Längst kann jeder wissen, der es wissen will, dass die bezweckten Effekte des Sanierungskurses der großen Koalition bisher, so ist die eindeutige Zahlenlage, nicht eingetreten sind. Weder sinken die Arbeitslosenzahlen schneller als im Bundesdurchschnitt, noch steigen die Steuereinnahmen überproportional. Vielleicht konnte wenigstens in der Stadt Bremen der starke Bevölkerungsverlust abgemildert werden. Von Zugewinnen an Einwohnern und Einwohnerinnen kann keine Rede sein.

Diese Ziele waren es aber, mit denen die Notwendigkeit einer großen Koalition begründet wurde.

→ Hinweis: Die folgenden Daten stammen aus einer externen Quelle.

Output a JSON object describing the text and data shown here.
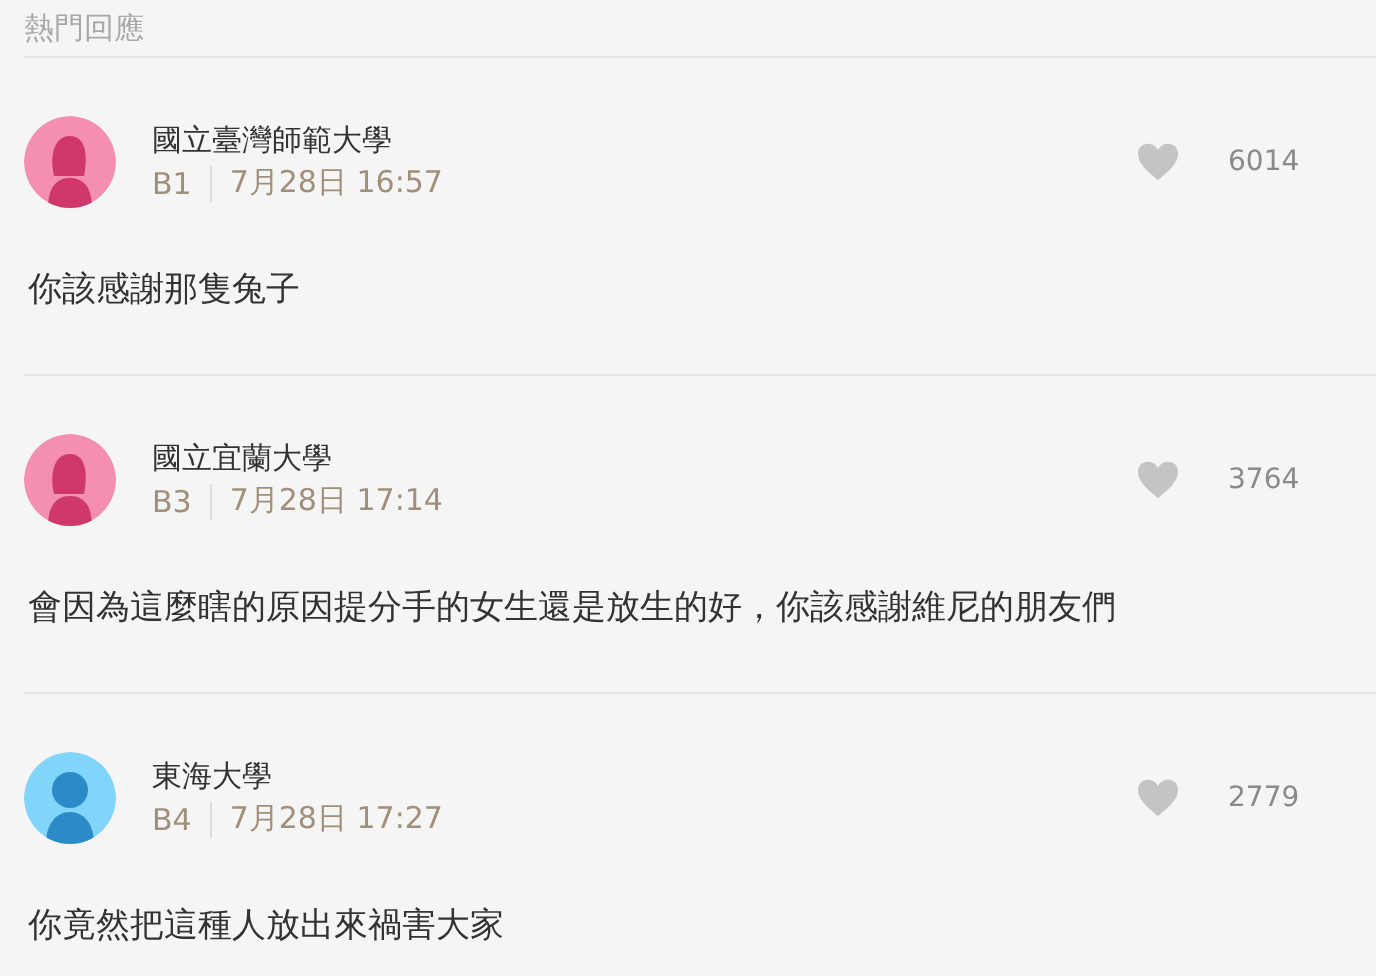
{
  "section_title": "熱門回應",
  "replies": [
    {
      "school": "國立臺灣師範大學",
      "floor": "B1",
      "time": "7月28日 16:57",
      "likes": "6014",
      "avatar": {
        "kind": "female"
      },
      "content": "你該感謝那隻兔子"
    },
    {
      "school": "國立宜蘭大學",
      "floor": "B3",
      "time": "7月28日 17:14",
      "likes": "3764",
      "avatar": {
        "kind": "female"
      },
      "content": "會因為這麼瞎的原因提分手的女生還是放生的好，你該感謝維尼的朋友們"
    },
    {
      "school": "東海大學",
      "floor": "B4",
      "time": "7月28日 17:27",
      "likes": "2779",
      "avatar": {
        "kind": "male"
      },
      "content": "你竟然把這種人放出來禍害大家"
    }
  ]
}
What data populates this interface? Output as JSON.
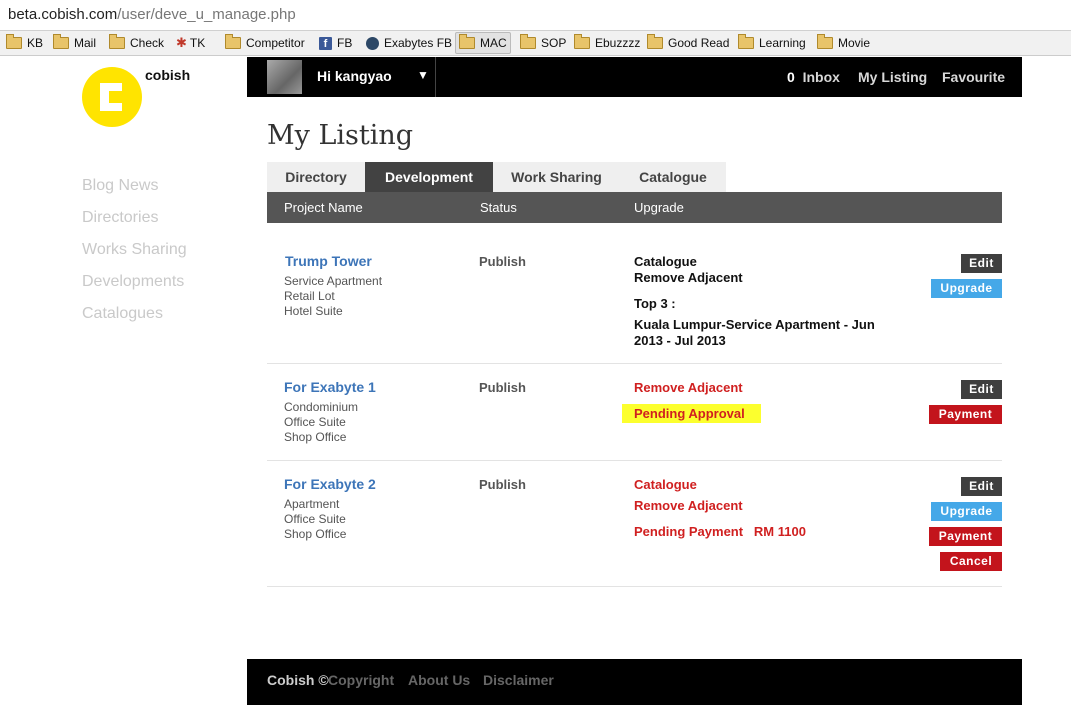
{
  "browser": {
    "url_host": "beta.cobish.com",
    "url_path": "/user/deve_u_manage.php",
    "bookmarks": [
      {
        "label": "KB",
        "icon": "folder-icon"
      },
      {
        "label": "Mail",
        "icon": "folder-icon"
      },
      {
        "label": "Check",
        "icon": "folder-icon"
      },
      {
        "label": "TK",
        "icon": "bug-icon"
      },
      {
        "label": "Competitor",
        "icon": "folder-icon"
      },
      {
        "label": "FB",
        "icon": "facebook-icon"
      },
      {
        "label": "Exabytes FB",
        "icon": "exabytes-icon"
      },
      {
        "label": "MAC",
        "icon": "folder-icon"
      },
      {
        "label": "SOP",
        "icon": "folder-icon"
      },
      {
        "label": "Ebuzzzz",
        "icon": "folder-icon"
      },
      {
        "label": "Good Read",
        "icon": "folder-icon"
      },
      {
        "label": "Learning",
        "icon": "folder-icon"
      },
      {
        "label": "Movie",
        "icon": "folder-icon"
      }
    ],
    "fb_glyph": "f"
  },
  "site": {
    "brand": "cobish",
    "logo_color": "#ffe400",
    "sidebar": [
      "Blog News",
      "Directories",
      "Works Sharing",
      "Developments",
      "Catalogues"
    ]
  },
  "topbar": {
    "greeting": "Hi kangyao",
    "caret": "▼",
    "inbox_count": "0",
    "inbox_label": "Inbox",
    "my_listing": "My Listing",
    "favourite": "Favourite"
  },
  "page": {
    "title": "My Listing",
    "tabs": [
      "Directory",
      "Development",
      "Work Sharing",
      "Catalogue"
    ],
    "active_tab": "Development",
    "columns": [
      "Project Name",
      "Status",
      "Upgrade"
    ]
  },
  "rows": [
    {
      "name": "Trump Tower",
      "types": [
        "Service Apartment",
        "Retail Lot",
        "Hotel Suite"
      ],
      "status": "Publish",
      "upgrades": [
        "Catalogue",
        "Remove Adjacent"
      ],
      "top_label": "Top 3 :",
      "top_detail": "Kuala Lumpur-Service Apartment - Jun 2013 - Jul 2013",
      "buttons": [
        "Edit",
        "Upgrade"
      ]
    },
    {
      "name": "For Exabyte 1",
      "types": [
        "Condominium",
        "Office Suite",
        "Shop Office"
      ],
      "status": "Publish",
      "upgrades": [
        "Remove Adjacent"
      ],
      "pending": "Pending Approval",
      "buttons": [
        "Edit",
        "Payment"
      ]
    },
    {
      "name": "For Exabyte 2",
      "types": [
        "Apartment",
        "Office Suite",
        "Shop Office"
      ],
      "status": "Publish",
      "upgrades": [
        "Catalogue",
        "Remove Adjacent"
      ],
      "pending": "Pending Payment",
      "amount": "RM 1100",
      "buttons": [
        "Edit",
        "Upgrade",
        "Payment",
        "Cancel"
      ]
    }
  ],
  "footer": {
    "brand": "Cobish ©",
    "copyright": "Copyright",
    "about": "About Us",
    "disclaimer": "Disclaimer"
  }
}
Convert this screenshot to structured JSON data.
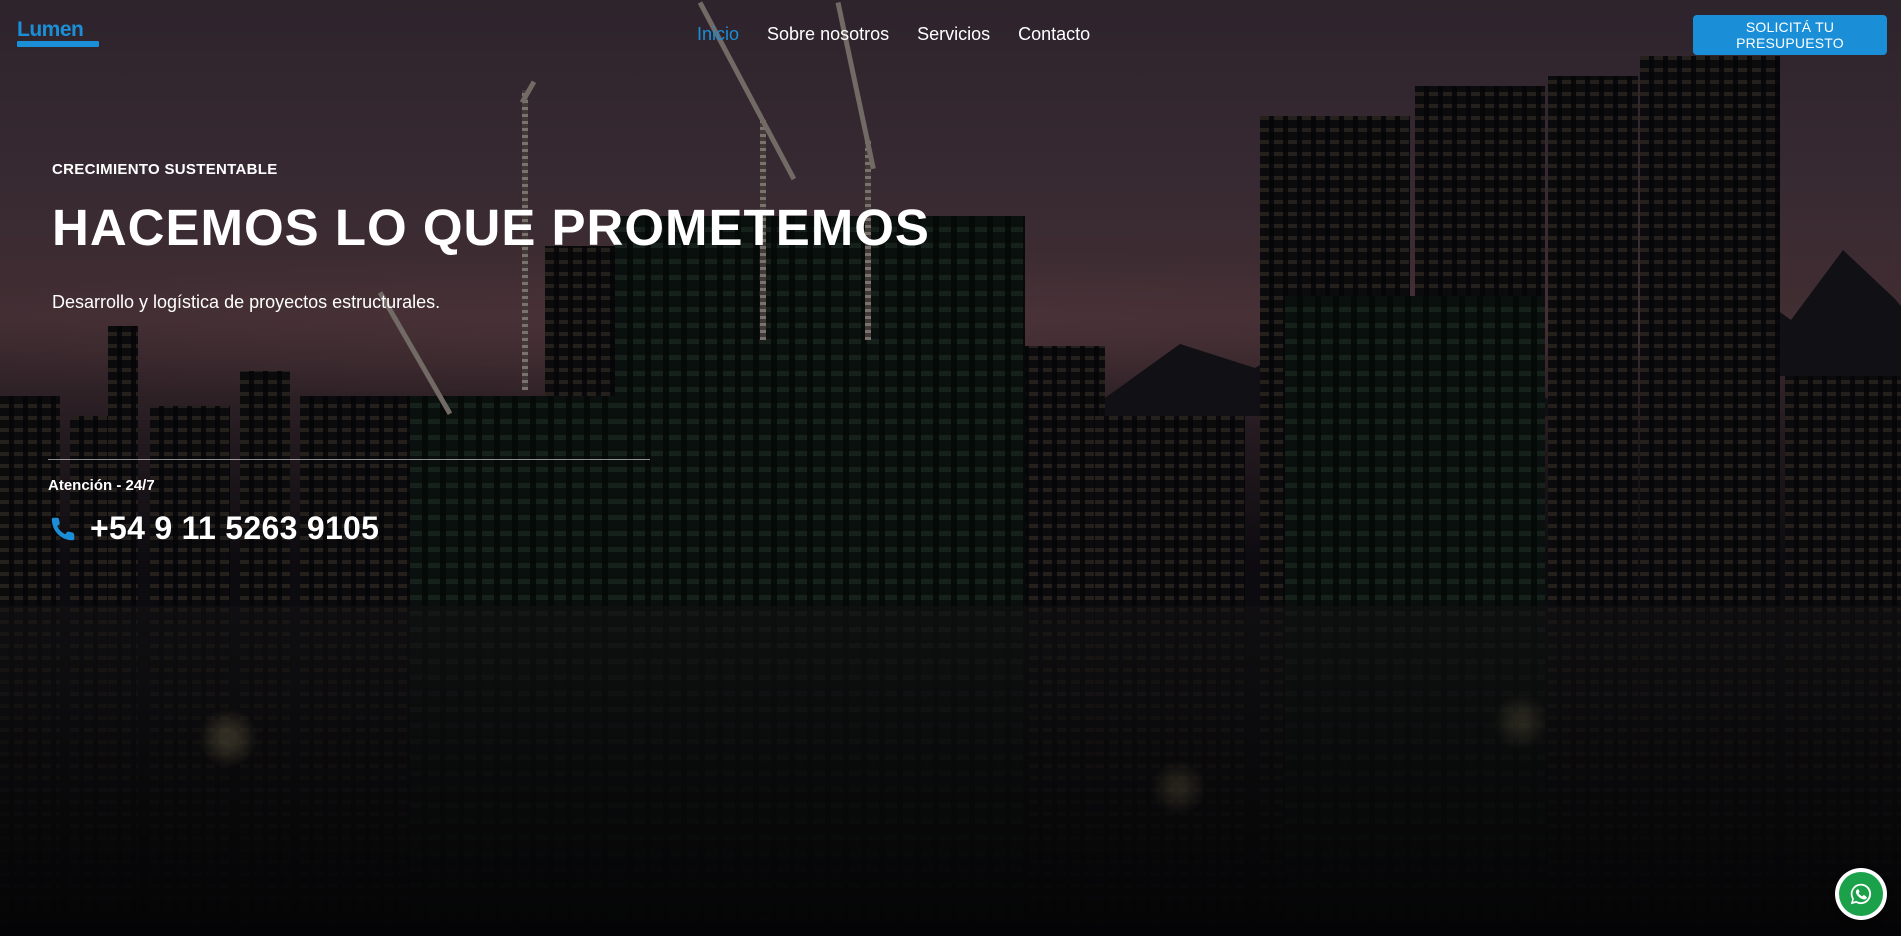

Diese Ziele waren es auch, mit denen ein Sanierungskurs gerechtfertigt wurde, bei dem heute ziemlich viel Geld ausgegeben wird für immer unrealistischere Zukunftsaussichten. Eines steht allerdings fest: Die Schulden für die Kredite der großen Koalition werden die Handlungsspielräume für Politik für sehr lange Zeit noch weiter einschränken und den Generationen nach uns die Möglichkeiten nehmen, auf die Herausforderungen ihrer Zeit zu reagieren.

(Beifall beim Bündnis 90/Die Grünen)

Insofern ist Ihr Haushalt von gestern. Ihre Politik hält krampfhaft am eingeschlagenen Kurs fest, da helfen auch die schönen Sprüche von der Neujustierung der Sanierungspolitik von der linken Seite des Hauses nicht weiter. Hätten Sie einmal neu justiert!

(Abg. K l e e n [SPD]: Haben wir!)

Davon ist nichts zu erkennen, und mit der CDU zusammen können Sie das auch gar nicht hinbekommen! Jeder weiß doch, dass das Ziel der großen Koalition, dem alles andere untergeordnet wird, näm

lich 2005 einen verfassungskonformen Haushalt vorlegen zu können, nicht zu erreichen ist. Nach den heutigen Finanzzahlen wird Ihnen auch das übliche Verschieben von Kosten in die Zukunft nicht helfen. So unwahr und unklar kann noch nicht einmal die große Koalition agieren, dass das auf dem Papier noch hingebogen werden kann! Es würde helfen, wenn Sie das endlich öffentlich einräumen würden.

Eine besondere Ironie des Schicksals ist auch die Ausweisung von fast einer Milliarde Euro als Anspruch gegenüber dem Bund in Ihrer Finanzplanung. Zur Erinnerung, Herr Böhrnsen hat auch darauf hingewiesen: Mit dem so genannten Schröder-Brief wurde die Zustimmung Bremens zur Steuerreform honoriert. Darin verspricht Bundeskanzler Schröder dem Land Bremen wegen der besonders prekären finanziellen Lage, etwaige geringere Steuereinnahmen wegen der Steuerreform 2005 vom Bund auszugleichen. Nun wird in Bremen jedes Konjunkturdesaster in Folgen der Steuerreform umgerubelt, und das muss dem CDU-Finanzsenator Perschau aber mächtig schwer fallen, es so zu verkünden. Ob Bremen das Geld auch bekommen wird in dieser Größenordnung und wann, das steht vollkommen in den Sternen. Eine Milliarde Euro, damit das Rechenwerk Ihrer mittelfristigen Finanzplanung ein bisschen weniger nicht stimmt!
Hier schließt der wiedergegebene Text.